Much of gasoline's true cost is carried, in fact, by government subsidies: for cleaning up air pollution, for maintaining highways, for dealing with effects of suburban sprawl, for protecting oil suppliers in unstable countries.
Regarding this last subsidy, consider the tens of billions spent annually for security in the Persian Gulf - lately including missile strikes against Saddam Hussein and an FBI probe into the June bombing of a U.S. military barrack in Saudi Arabia. If, into the price of imported oil, you factor one estimate of U.S. security costs in the Gulf - $40 billion annually - then the nominal price that Americans are paying for oil, some $23 per barrel, jumps to nearly $100 per barrel.
Which makes a higher federal gas tax (it now stands at 18.3 cents per gallon) start to look pretty reasonable.
No one likes to pay higher taxes, of course.

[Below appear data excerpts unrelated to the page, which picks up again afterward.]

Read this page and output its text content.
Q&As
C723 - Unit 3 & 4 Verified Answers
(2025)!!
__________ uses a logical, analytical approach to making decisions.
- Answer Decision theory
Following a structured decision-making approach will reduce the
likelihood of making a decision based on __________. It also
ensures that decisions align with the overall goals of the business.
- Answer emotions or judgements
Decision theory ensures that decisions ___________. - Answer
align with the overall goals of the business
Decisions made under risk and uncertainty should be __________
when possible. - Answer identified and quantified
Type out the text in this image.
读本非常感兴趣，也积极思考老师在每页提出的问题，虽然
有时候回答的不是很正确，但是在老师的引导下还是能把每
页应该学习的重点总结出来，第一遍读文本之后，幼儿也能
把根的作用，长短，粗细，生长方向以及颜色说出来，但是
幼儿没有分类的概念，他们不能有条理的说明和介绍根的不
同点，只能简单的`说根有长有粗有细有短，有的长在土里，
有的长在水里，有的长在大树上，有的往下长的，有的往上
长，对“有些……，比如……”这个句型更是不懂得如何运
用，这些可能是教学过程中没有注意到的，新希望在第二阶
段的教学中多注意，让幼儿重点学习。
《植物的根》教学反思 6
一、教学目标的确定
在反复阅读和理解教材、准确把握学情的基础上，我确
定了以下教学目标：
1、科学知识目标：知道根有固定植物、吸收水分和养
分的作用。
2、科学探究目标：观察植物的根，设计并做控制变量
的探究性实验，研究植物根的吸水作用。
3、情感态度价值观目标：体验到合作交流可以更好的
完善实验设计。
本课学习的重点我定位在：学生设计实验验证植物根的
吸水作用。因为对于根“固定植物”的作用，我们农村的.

But consider that, between 1981 and 1994, according to Resources for the Future, the average fuel efficiency of passenger cars rose from 15.9 miles per gallon to 21.4 mpg. When you take this improvement into account, the average fuel cost per mile driven by Americans fell from 12.1 cents per mile in 1981 to 3.4 cents per mile in 1994. In this light, a phased-in gas tax, say, of 50 cents per gallon, would be clearly affordable.
Indeed, it would leave prices at American fuel pumps still significantly lower than they are in the rest of the world. This adjustment, meantime, would recoup more of the public costs of our gas-guzzling habits, reduce the government's distortion of market forces, and aid (by bringing in more revenues) the fight against federal deficits.
The politicians, praise be, have stopped talking about cutting the gas tax. When will they start talking about doubling or tripling it?